Sin haberlo buscado, hemos tenido que volver a “vivir en familia”. Hemos tenido que volver a pensar en comprar lo que necesito, no lo que quiero. Hemos tenido que volver a ser responsables, cuidadosos, respetuosos, prudentes. El “barrio alto” mira con envidia a las zonas en que la gente puede (no debe, pero puede) salir a la calle; viajes al extranjero y carretes le pasaron la cuenta a quienes podían hacerlo, son los más contagiados, ergo los más contagiosos. Las Condes es ahora un ghetto como los antiguos leprosarios y debe agradecer a quienes se atreven a cruzar sus fronteras para ayudar a que siga funcionando.

Hoy hay que dar más valor a la solidaridad, hoy nos debemos cuidar y encerrar no sólo por temor a lo que nos pueda pasar sino también por lo que podemos causar. Esta enfermedad debería ser una lección de valores más importantes que el poder o el éxito. Quienes puedan hacerlo, deberían dar la ayuda o apoyo a quienes lo están pasando mal. He visto mucha gente luchando para poder mantener el empleo a quienes trabajan para ellos, mi esperanza es que sean muchos más quienes lo hagan. Cada uno de nosotros debemos ver a qué renunciamos para que otros puedan seguir viviendo. Cada uno de nosotros deberá hacer sacrificios para buscar el “bien común” por sobre el beneficio particular.

Hay muchos que no lo han entendido así, hay quienes usan cualquier subterfugio o medio para no perder sus privilegios de estatus, de recursos, de desplazamiento o descanso; ellos son condenables porque se ríen de quienes están haciendo sus mayores esfuerzos para que todos estemos mejor. Son malos no por no respetar una cuarentena que, para ellos, puede parecer exagerada, lo son porque anteponen el yo al nosotros, porque no son capaces de ver que, a veces, el beneficio personal puede ser el perjuicio para la mayoría.
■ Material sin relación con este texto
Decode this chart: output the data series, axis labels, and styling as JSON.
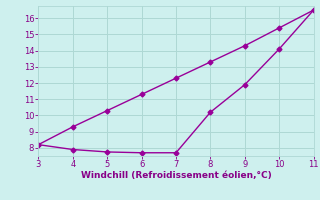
{
  "line1_x": [
    3,
    4,
    5,
    6,
    7,
    8,
    9,
    10,
    11
  ],
  "line1_y": [
    8.2,
    9.3,
    10.3,
    11.3,
    12.3,
    13.3,
    14.3,
    15.4,
    16.5
  ],
  "line2_x": [
    3,
    4,
    5,
    6,
    7,
    8,
    9,
    10,
    11
  ],
  "line2_y": [
    8.2,
    7.9,
    7.75,
    7.7,
    7.7,
    10.2,
    11.9,
    14.1,
    16.5
  ],
  "line_color": "#990099",
  "bg_color": "#cef0ee",
  "grid_color": "#aed8d4",
  "xlabel": "Windchill (Refroidissement éolien,°C)",
  "xlabel_color": "#880088",
  "tick_color": "#880088",
  "xlim": [
    3,
    11
  ],
  "ylim": [
    7.5,
    16.75
  ],
  "xticks": [
    3,
    4,
    5,
    6,
    7,
    8,
    9,
    10,
    11
  ],
  "yticks": [
    8,
    9,
    10,
    11,
    12,
    13,
    14,
    15,
    16
  ],
  "marker": "D",
  "marker_size": 2.5,
  "line_width": 1.0
}
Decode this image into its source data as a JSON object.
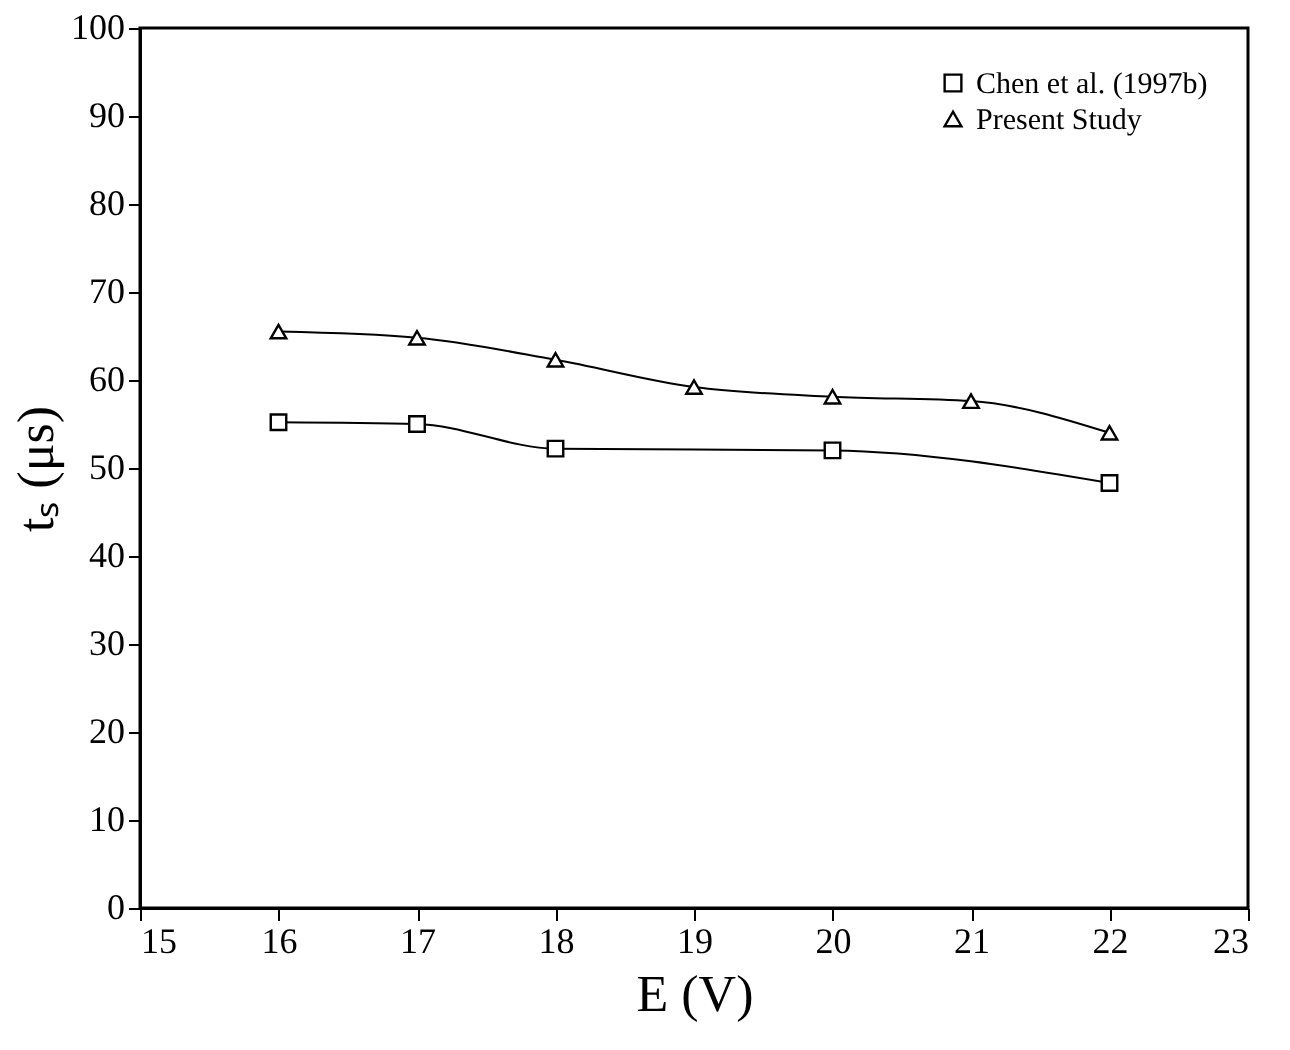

Son EGOÍSTAS con los que no se puede construir una sociedad justa para todos, no importa si son ricos o pobres, de derecha o izquierda, empresarios o sindicalistas; son gente capaz de “sentarse en la diferencia” y no querer ver al del lado; son los que van a abusar de cualquier sistema que exista porque sólo les importan ellos y lo suyo. Y malos y egoístas serán quienes, cuando termine esta crisis sanitaria (que puede durar meses, pero va a terminar en algún momento), vuelvan a enfrascarse en las luchas pequeñas, ideologizadas, obstruccionistas. Quienes quieran imponer su punto de vista particular y estrecho, que defiendan ventajas o privilegios que sólo a ellos benefician, que se atribuyan la “voz de la calle” para justificar sus ideologías o que se cieguen en buscar uno u otro “modelo” sin buscar los consensos que resuelvan razonablemente los problemas reales.

Hace seis meses, todo era “normal”. Una normalidad que era ilusoria. Una normalidad a la que nunca más vamos a volver.

Ojalá que las lecciones se hayan aprendido y lo que reconstruyamos sea mejor. Mejor para todos.